Pekin'in bahsettiği 'başka bir ortam' epey misafirperver: "İngiltere'ye gittik tabii… Ben ve arkadaşım Ümit Aktan maçı radyodan anlatanlar olarak oradayız, bir de ağırlıklı olarak Trabzonlu gazetecilerin olduğu bir basın grubu… Kulübün başkanı da bir basın toplantısı yaptı, Anfield'ın içindeki basın odasında. Hep deriz ya 'Çok misafirperveriz' diye. O başkanın üslubunu görmek lazım bir de. Çok güzel şeyler söylüyor, tam bir beyefendi… Maçtan falan bahsetti ve 'Sizlere küçük bir hediyem var' diyerek üzerinde Liverpool amblemi olan bir kravat hediye etti. 'Size şimdi stadı gezdireceğim, sonra da sırasıyla müzeye ve mağazamıza gideceğiz' dedi. Biz anlamıyoruz tabii, 1976 yılı; müze ne, mağaza ne?
Sonra müzeyi gezdik. Başkan bizimle ilgileniyor bu arada, tekrarlıyorum 'başkan.' Kupaları gördük; FA Cup, Lig Kupası, Lig Şampiyonluğu... Liverpool'un kazandığı her şey oradaydı işte. Sonra da mağazaya geçtik. 'Burada hediyelik eşyalarımız var. İstediğiniz fiyattan hediyelik eşyalar alabilirsiniz' dedi. 50 sentten 100 sterline kadar ürünler var. Sonra başkan teşekkür etti ve bizi uğurladı. Bu ayrı bir kültürdü daha ilk anda…"

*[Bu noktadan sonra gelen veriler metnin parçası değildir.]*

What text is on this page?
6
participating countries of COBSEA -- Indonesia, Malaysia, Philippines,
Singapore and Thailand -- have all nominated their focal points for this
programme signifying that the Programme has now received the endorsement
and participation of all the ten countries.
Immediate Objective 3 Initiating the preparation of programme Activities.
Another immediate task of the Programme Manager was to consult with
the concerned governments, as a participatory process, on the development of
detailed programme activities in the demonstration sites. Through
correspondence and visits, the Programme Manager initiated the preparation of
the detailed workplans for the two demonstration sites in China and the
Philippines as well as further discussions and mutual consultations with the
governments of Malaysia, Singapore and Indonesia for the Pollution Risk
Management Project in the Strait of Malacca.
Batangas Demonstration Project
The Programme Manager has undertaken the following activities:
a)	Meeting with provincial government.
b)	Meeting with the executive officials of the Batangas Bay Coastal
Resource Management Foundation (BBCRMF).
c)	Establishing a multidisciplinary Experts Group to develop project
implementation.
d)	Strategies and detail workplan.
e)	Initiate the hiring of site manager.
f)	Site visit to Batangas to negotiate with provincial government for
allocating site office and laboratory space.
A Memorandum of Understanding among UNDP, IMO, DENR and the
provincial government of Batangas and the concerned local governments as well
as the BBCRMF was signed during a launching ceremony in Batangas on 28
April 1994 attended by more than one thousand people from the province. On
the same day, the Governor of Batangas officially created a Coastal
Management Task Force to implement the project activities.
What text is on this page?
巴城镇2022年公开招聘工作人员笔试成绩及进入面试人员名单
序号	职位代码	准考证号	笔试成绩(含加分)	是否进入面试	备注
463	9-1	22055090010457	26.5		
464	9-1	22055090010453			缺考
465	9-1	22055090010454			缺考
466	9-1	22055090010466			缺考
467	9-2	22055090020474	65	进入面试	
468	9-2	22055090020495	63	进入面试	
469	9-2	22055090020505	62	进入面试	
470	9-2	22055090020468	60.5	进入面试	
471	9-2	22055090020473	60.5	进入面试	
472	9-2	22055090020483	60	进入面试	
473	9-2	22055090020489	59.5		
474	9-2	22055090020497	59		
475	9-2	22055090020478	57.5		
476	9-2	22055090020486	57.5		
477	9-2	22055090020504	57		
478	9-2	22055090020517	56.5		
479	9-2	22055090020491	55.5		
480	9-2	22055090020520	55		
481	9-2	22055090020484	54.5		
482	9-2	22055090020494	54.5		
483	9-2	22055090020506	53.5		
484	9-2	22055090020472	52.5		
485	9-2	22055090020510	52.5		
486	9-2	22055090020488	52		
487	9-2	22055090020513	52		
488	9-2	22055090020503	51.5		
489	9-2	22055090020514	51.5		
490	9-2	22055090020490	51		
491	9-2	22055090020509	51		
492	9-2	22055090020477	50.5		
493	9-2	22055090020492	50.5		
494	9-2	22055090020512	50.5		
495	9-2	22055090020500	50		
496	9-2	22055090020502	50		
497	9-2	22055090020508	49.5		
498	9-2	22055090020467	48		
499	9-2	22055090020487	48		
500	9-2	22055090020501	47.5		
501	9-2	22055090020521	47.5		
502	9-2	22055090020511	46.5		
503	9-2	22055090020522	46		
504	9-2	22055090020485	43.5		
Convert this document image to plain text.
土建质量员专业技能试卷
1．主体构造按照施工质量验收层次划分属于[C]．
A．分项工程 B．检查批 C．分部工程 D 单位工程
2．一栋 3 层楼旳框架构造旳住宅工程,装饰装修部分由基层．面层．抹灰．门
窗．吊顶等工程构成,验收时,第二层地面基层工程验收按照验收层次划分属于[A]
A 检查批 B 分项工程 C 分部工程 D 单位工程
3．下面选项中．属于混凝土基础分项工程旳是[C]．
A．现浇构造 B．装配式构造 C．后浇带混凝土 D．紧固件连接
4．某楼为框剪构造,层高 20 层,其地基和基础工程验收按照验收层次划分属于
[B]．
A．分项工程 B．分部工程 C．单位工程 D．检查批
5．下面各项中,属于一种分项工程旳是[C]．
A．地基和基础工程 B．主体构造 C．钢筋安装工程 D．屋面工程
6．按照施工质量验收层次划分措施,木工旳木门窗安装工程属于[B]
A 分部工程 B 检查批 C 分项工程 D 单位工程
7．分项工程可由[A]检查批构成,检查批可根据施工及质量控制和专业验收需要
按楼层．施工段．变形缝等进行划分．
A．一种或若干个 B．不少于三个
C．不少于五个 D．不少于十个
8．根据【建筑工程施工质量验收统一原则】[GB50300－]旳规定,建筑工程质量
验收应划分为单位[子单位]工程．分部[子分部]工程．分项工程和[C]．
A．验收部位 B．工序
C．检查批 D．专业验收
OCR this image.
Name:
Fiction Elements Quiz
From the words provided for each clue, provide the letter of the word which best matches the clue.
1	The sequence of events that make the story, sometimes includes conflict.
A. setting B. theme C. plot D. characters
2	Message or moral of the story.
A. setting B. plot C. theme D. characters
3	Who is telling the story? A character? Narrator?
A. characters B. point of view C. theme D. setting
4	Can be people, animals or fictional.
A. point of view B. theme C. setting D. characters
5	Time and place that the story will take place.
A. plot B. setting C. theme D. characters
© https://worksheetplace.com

"Çıktık Anfield'a… Kale arkasına doğru yürüdük ama ilerledikçe ağır bir koku var." -Öztürk Pekin
Allah Düşürmesin!
Necmi Perekli, İngiltere'ye ayak bastığı ilk andan, şehir turuna kadar İngiltere tecrübesini kendine has, övgü dolu cümlelerle tasvir ediyor. Ama Kop'la 'teması' ayrı bir yere sahip: "Hem mimari olarak hem stat konumu olarak hem de kültür olarak çok farklı orası. Hele o Kop yok mu! Isınmaya çıktık… Şenol (Güneş) kalede işte, biz de şut atıyoruz ona rahmetli Kadir'le (Özcan) birlikte, ısındırıyoruz Şenol'u… O esnada bir top, kale arkası ile kalenin arasına girdi. Ben de topu almaya gittim, saçlarımı da uzatmışım biraz, moda o zaman… Eğildim, topu aldım, doğruldum, öyle bir gürültü çıktı ki Kop'tan, emin olun o şiddetle saçlarımı geriye attığını hissettim. Acayip bir şeydi o coşku. 'Biz nereye girdik abi ya' diyorsun. Allah oraya kimseyi düşürmesin."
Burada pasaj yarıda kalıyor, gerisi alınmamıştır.